Ease into this beginner at-home hip and core flexibility flow — no equipment needed. Focus on opening your hips and core, moving at your own comfortable pace. Note how you feel afterwards and return to this routine whenever your body needs it. Your hips will thank you!
On set one take note of our hand placement, on set two, try to move your hands back a little for an added stretch.
About this workout
Beginner At Home Hip & Core Flexibility Flow is a free 20 min workout plan with 7 illustrated exercises for your core, abs, back and legs.
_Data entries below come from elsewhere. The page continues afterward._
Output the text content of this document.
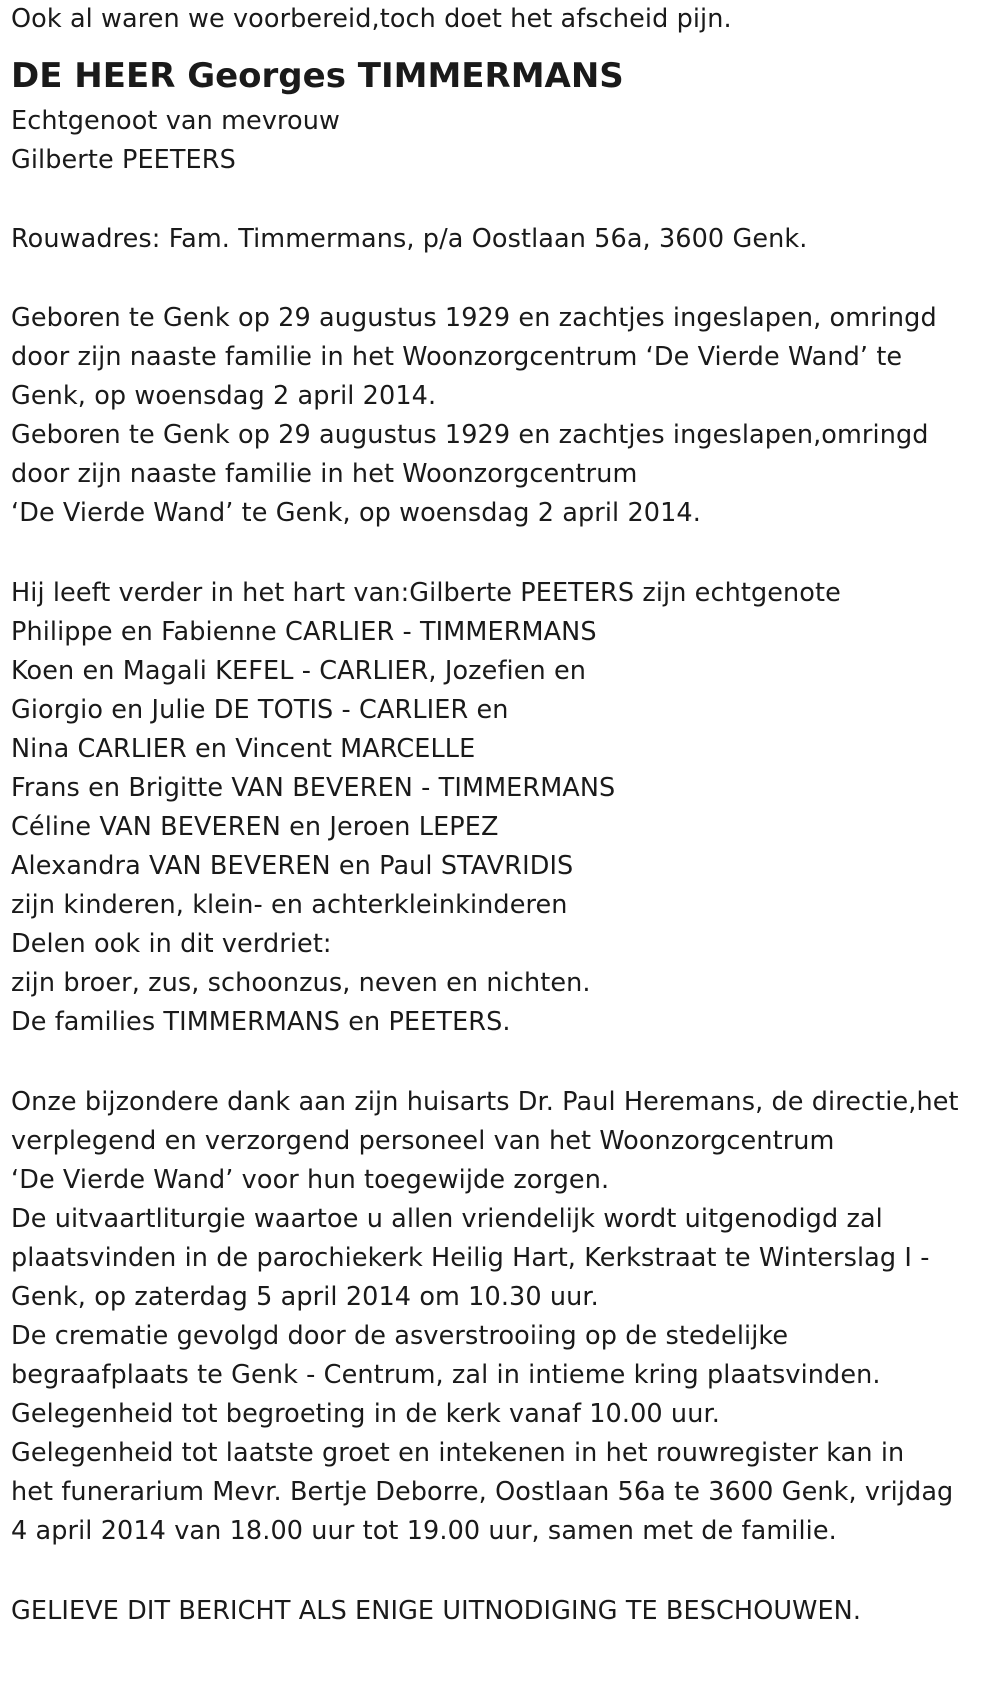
Ook al waren we voorbereid,toch doet het afscheid pijn.
DE HEER Georges TIMMERMANS
Echtgenoot van mevrouw
Gilberte PEETERS
Rouwadres: Fam. Timmermans, p/a Oostlaan 56a, 3600 Genk.
Geboren te Genk op 29 augustus 1929 en zachtjes ingeslapen, omringd
door zijn naaste familie in het Woonzorgcentrum ‘De Vierde Wand’ te
Genk, op woensdag 2 april 2014.
Geboren te Genk op 29 augustus 1929 en zachtjes ingeslapen,omringd
door zijn naaste familie in het Woonzorgcentrum
‘De Vierde Wand’ te Genk, op woensdag 2 april 2014.
Hij leeft verder in het hart van:Gilberte PEETERS zijn echtgenote
Philippe en Fabienne CARLIER - TIMMERMANS
Koen en Magali KEFEL - CARLIER, Jozefien en
Giorgio en Julie DE TOTIS - CARLIER en
Nina CARLIER en Vincent MARCELLE
Frans en Brigitte VAN BEVEREN - TIMMERMANS
Céline VAN BEVEREN en Jeroen LEPEZ
Alexandra VAN BEVEREN en Paul STAVRIDIS
zijn kinderen, klein- en achterkleinkinderen
Delen ook in dit verdriet:
zijn broer, zus, schoonzus, neven en nichten.
De families TIMMERMANS en PEETERS.
Onze bijzondere dank aan zijn huisarts Dr. Paul Heremans, de directie,het
verplegend en verzorgend personeel van het Woonzorgcentrum
‘De Vierde Wand’ voor hun toegewijde zorgen.
De uitvaartliturgie waartoe u allen vriendelijk wordt uitgenodigd zal
plaatsvinden in de parochiekerk Heilig Hart, Kerkstraat te Winterslag I -
Genk, op zaterdag 5 april 2014 om 10.30 uur.
De crematie gevolgd door de asverstrooiing op de stedelijke
begraafplaats te Genk - Centrum, zal in intieme kring plaatsvinden.
Gelegenheid tot begroeting in de kerk vanaf 10.00 uur.
Gelegenheid tot laatste groet en intekenen in het rouwregister kan in
het funerarium Mevr. Bertje Deborre, Oostlaan 56a te 3600 Genk, vrijdag
4 april 2014 van 18.00 uur tot 19.00 uur, samen met de familie.
GELIEVE DIT BERICHT ALS ENIGE UITNODIGING TE BESCHOUWEN.
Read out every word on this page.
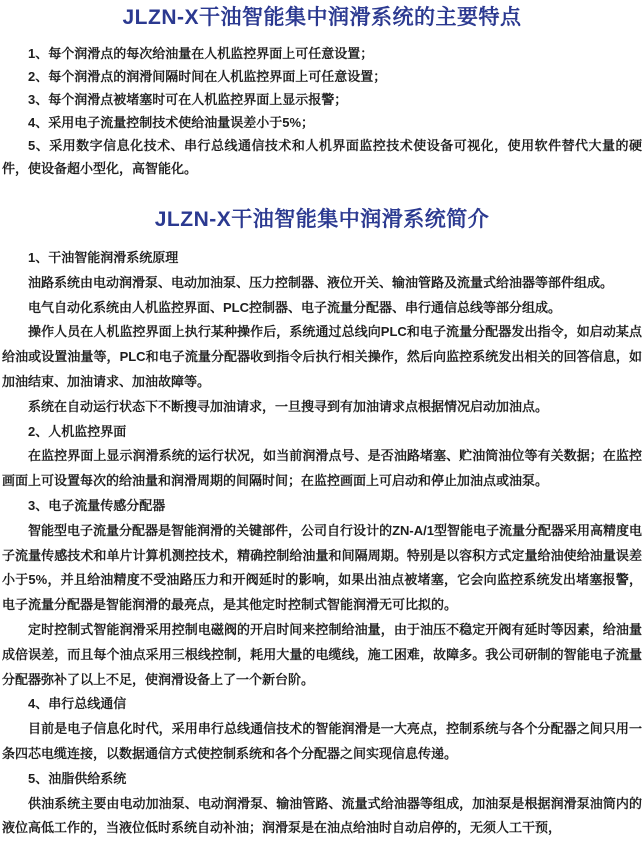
JLZN-X干油智能集中润滑系统的主要特点

1、每个润滑点的每次给油量在人机监控界面上可任意设置；

2、每个润滑点的润滑间隔时间在人机监控界面上可任意设置；

3、每个润滑点被堵塞时可在人机监控界面上显示报警；

4、采用电子流量控制技术使给油量误差小于5%；

5、采用数字信息化技术、串行总线通信技术和人机界面监控技术使设备可视化，使用软件替代大量的硬件，使设备超小型化，高智能化。

JLZN-X干油智能集中润滑系统简介

1、干油智能润滑系统原理

油路系统由电动润滑泵、电动加油泵、压力控制器、液位开关、输油管路及流量式给油器等部件组成。

电气自动化系统由人机监控界面、PLC控制器、电子流量分配器、串行通信总线等部分组成。

操作人员在人机监控界面上执行某种操作后，系统通过总线向PLC和电子流量分配器发出指令，如启动某点给油或设置油量等，PLC和电子流量分配器收到指令后执行相关操作，然后向监控系统发出相关的回答信息，如加油结束、加油请求、加油故障等。

系统在自动运行状态下不断搜寻加油请求，一旦搜寻到有加油请求点根据情况启动加油点。

2、人机监控界面

在监控界面上显示润滑系统的运行状况，如当前润滑点号、是否油路堵塞、贮油筒油位等有关数据；在监控画面上可设置每次的给油量和润滑周期的间隔时间；在监控画面上可启动和停止加油点或油泵。

3、电子流量传感分配器

智能型电子流量分配器是智能润滑的关键部件，公司自行设计的ZN-A/1型智能电子流量分配器采用高精度电子流量传感技术和单片计算机测控技术，精确控制给油量和间隔周期。特别是以容积方式定量给油使给油量误差小于5%，并且给油精度不受油路压力和开阀延时的影响，如果出油点被堵塞，它会向监控系统发出堵塞报警，电子流量分配器是智能润滑的最亮点，是其他定时控制式智能润滑无可比拟的。

定时控制式智能润滑采用控制电磁阀的开启时间来控制给油量，由于油压不稳定开阀有延时等因素，给油量成倍误差，而且每个油点采用三根线控制，耗用大量的电缆线，施工困难，故障多。我公司研制的智能电子流量分配器弥补了以上不足，使润滑设备上了一个新台阶。

4、串行总线通信

目前是电子信息化时代，采用串行总线通信技术的智能润滑是一大亮点，控制系统与各个分配器之间只用一条四芯电缆连接，以数据通信方式使控制系统和各个分配器之间实现信息传递。

5、油脂供给系统

供油系统主要由电动加油泵、电动润滑泵、输油管路、流量式给油器等组成，加油泵是根据润滑泵油筒内的液位高低工作的，当液位低时系统自动补油；润滑泵是在油点给油时自动启停的，无须人工干预，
Follow the workout online, save it to your WorkoutLabs Fit account or download it as a printable PDF.
Tap any exercise in the workout to see the muscles worked, clear exercise illustrations and step-by-step instructions. Each workout includes sets, reps, rest times and notes so you can follow the plan without guessing.
No equipment is needed – every exercise in this workout uses your own bodyweight, so you can do it at home or anywhere.
How long does the Beginner At Home Hip & Core Flexibility Flow take?
The full workout takes about 20 minutes, covering 7 exercises with prescribed sets, reps and rest periods. Using the built-in timers and auto-advance keeps you on pace from start to finish.
Is this workout suitable for my fitness level?
Yes – this is a beginner-friendly workout. Every exercise includes an illustration and step-by-step instructions, so you can learn proper form as you go. Start with lighter weights and focus on technique.
What muscles does this workout target?
This routine primarily works your glutes & hip flexors, lower back, hamstrings, abs. Tap any exercise in the workout to see a muscle diagram showing exactly which primary and secondary muscles it activates.
How often should I do this workout?
For get toned, increase flexibility, aim to do this workout 2–3 times per week with at least one rest day between sessions. Progress by gradually adding weight or reps, and pair it with workouts for other muscle groups during the week.
Can I download or save this workout?
Yes – you can download this workout as a free printable PDF using the download button, or save it to a free WorkoutLabs Fit account to follow it on your phone, customize the exercises and track your progress.
Ease into this beginner at-home hip and core flexibility flow — no equipment needed. Focus on opening your hips and core, moving at your own comfortable pace. Note how you feel afterwards and return to this routine whenever your body needs it. Your hips will thank you!
Auto-advanceStart exercises automatically after a 5-second delay
Stand tall with your chest up. Move your feet to shoulder-width apart. Place your hands on your hips.
Begin the movement by shifting your hips to the left. Bring them forward and to the right in a circular motion. From the right, shift your hips back and to the left.
Continue in this circular motion. Stop once to switch directions.
While sitting on the floor with a straight back and tight core, bring each foot inward. Feet should be touching and your legs should make a diamond shape.
Grab your feet with your hands. Place your elbows on the inside of your knees. Slowly lean forward from the hips. Once you feel the stretch in your hip flexors, hold for 15 to 30 seconds. Slowly rise and repeat.
Lie on your back on a padded surface. Begin with your legs straight in front of you. Bend the left leg up and place the left foot on the ground near your butt. Bend the right leg up and rest the right ankle across the left knee.
Reach your hands around your left shin or left thigh and pull it towards your chest. Your right hand will go through the hole in between your legs.
Pull and hold the left leg, feeling the stretch in the right hip flexor. Slowly, place the left leg back on the floor and switch sides.